Denis Villeneuve is currently doing the press rounds, working on what’s likely to be a full-tilt Oscars campaign for Dune: Part Two. That’s good news for us, in so far as Villeneuve is typically pretty funny and candid when in conversations with press, unafraid to have a little fun with the hype machine that’s wrapped itself around his Frank Herbert adaptations. That includes responding to recent comments from fellow director Quentin Tarantino, who recently said he skipped Villeneuve’s Dune films because he’d already seen David Lynch’s version back in 1984. Villeneuve’s instant response: “I don’t care.”

Getting big laughs for the casual response, Villeneuve—who was addressing a room of film school students in Montreal—acknowledged and agreed with Tarantino’s wider point about the current glut of remakes and sequels filling Hollywood’s schedules. “It’s true. I agree with him that I don’t like this idea of recycling and bringing back old ideas.” But he also pointed out the obvious objection to Tarantino’s weirdly harsh stance on the topic of revisiting older stories: Villeneuve’s movies are, despite sharing a base plot, radically different films from the one Lynch made, from their visuals to their scope all the way to their handling of their main character. (Part of the reason Dune: Part Two is genuinely interesting is because, unlike the Lynch film, it follows Herbert’s footsteps in rejecting the manufactured hero’s journey Paul Atreides undergoes, essentially revealing its own main character to be the villain of the duology by movies’ end.) Or, to put it in Villeneuve’s own words: “What I did was not a remake. It’s an adaptation of the book. I see this as an original. But,” he added, getting a big laugh from the crowd, “We are very different human beings.”

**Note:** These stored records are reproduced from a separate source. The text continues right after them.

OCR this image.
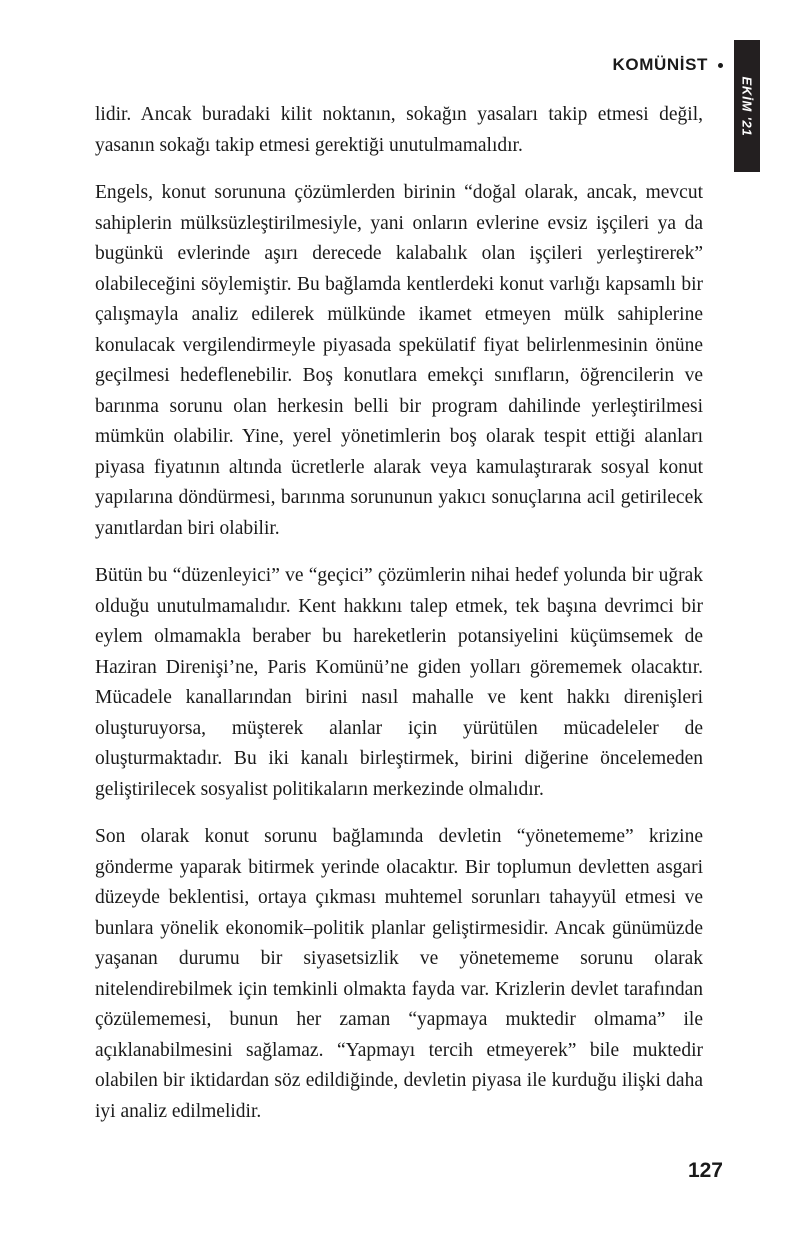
KOMÜNİST
EKİM '21

lidir. Ancak buradaki kilit noktanın, sokağın yasaları takip etmesi değil, yasanın sokağı takip etmesi gerektiği unutulmamalıdır.

Engels, konut sorununa çözümlerden birinin “doğal olarak, ancak, mevcut sahiplerin mülksüzleştirilmesiyle, yani onların evlerine evsiz işçileri ya da bugünkü evlerinde aşırı derecede kalabalık olan işçileri yerleştirerek” olabileceğini söylemiştir. Bu bağlamda kentlerdeki konut varlığı kapsamlı bir çalışmayla analiz edilerek mülkünde ikamet etmeyen mülk sahiplerine konulacak vergilendirmeyle piyasada spekülatif fiyat belirlenmesinin önüne geçilmesi hedeflenebilir. Boş konutlara emekçi sınıfların, öğrencilerin ve barınma sorunu olan herkesin belli bir program dahilinde yerleştirilmesi mümkün olabilir. Yine, yerel yönetimlerin boş olarak tespit ettiği alanları piyasa fiyatının altında ücretlerle alarak veya kamulaştırarak sosyal konut yapılarına döndürmesi, barınma sorununun yakıcı sonuçlarına acil getirilecek yanıtlardan biri olabilir.

Bütün bu “düzenleyici” ve “geçici” çözümlerin nihai hedef yolunda bir uğrak olduğu unutulmamalıdır. Kent hakkını talep etmek, tek başına devrimci bir eylem olmamakla beraber bu hareketlerin potansiyelini küçümsemek de Haziran Direnişi’ne, Paris Komünü’ne giden yolları görememek olacaktır. Mücadele kanallarından birini nasıl mahalle ve kent hakkı direnişleri oluşturuyorsa, müşterek alanlar için yürütülen mücadeleler de oluşturmaktadır. Bu iki kanalı birleştirmek, birini diğerine öncelemeden geliştirilecek sosyalist politikaların merkezinde olmalıdır.

Son olarak konut sorunu bağlamında devletin “yönetememe” krizine gönderme yaparak bitirmek yerinde olacaktır. Bir toplumun devletten asgari düzeyde beklentisi, ortaya çıkması muhtemel sorunları tahayyül etmesi ve bunlara yönelik ekonomik–politik planlar geliştirmesidir. Ancak günümüzde yaşanan durumu bir siyasetsizlik ve yönetememe sorunu olarak nitelendirebilmek için temkinli olmakta fayda var. Krizlerin devlet tarafından çözülememesi, bunun her zaman “yapmaya muktedir olmama” ile açıklanabilmesini sağlamaz. “Yapmayı tercih etmeyerek” bile muktedir olabilen bir iktidardan söz edildiğinde, devletin piyasa ile kurduğu ilişki daha iyi analiz edilmelidir.

127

For a director with strong auteur credentials, Villeneuve has worked more firmly in non-original IP than most; in addition to Dune, he notably made the mildly heretical decision to direct a movie sequel to Ridley Scott’s Blade Runner a few years back. And while he has expressed his mild disappointment about the way his friends and collaborators have been treated in the press and by the awards committees—he’s still pushing for Hans Zimmer to get another Oscar for his Dune: Part Two soundtrack, and is still irritated that Amy Adams didn’t get an Oscar for Arrival—he does seem pretty chill about criticisms of his own work.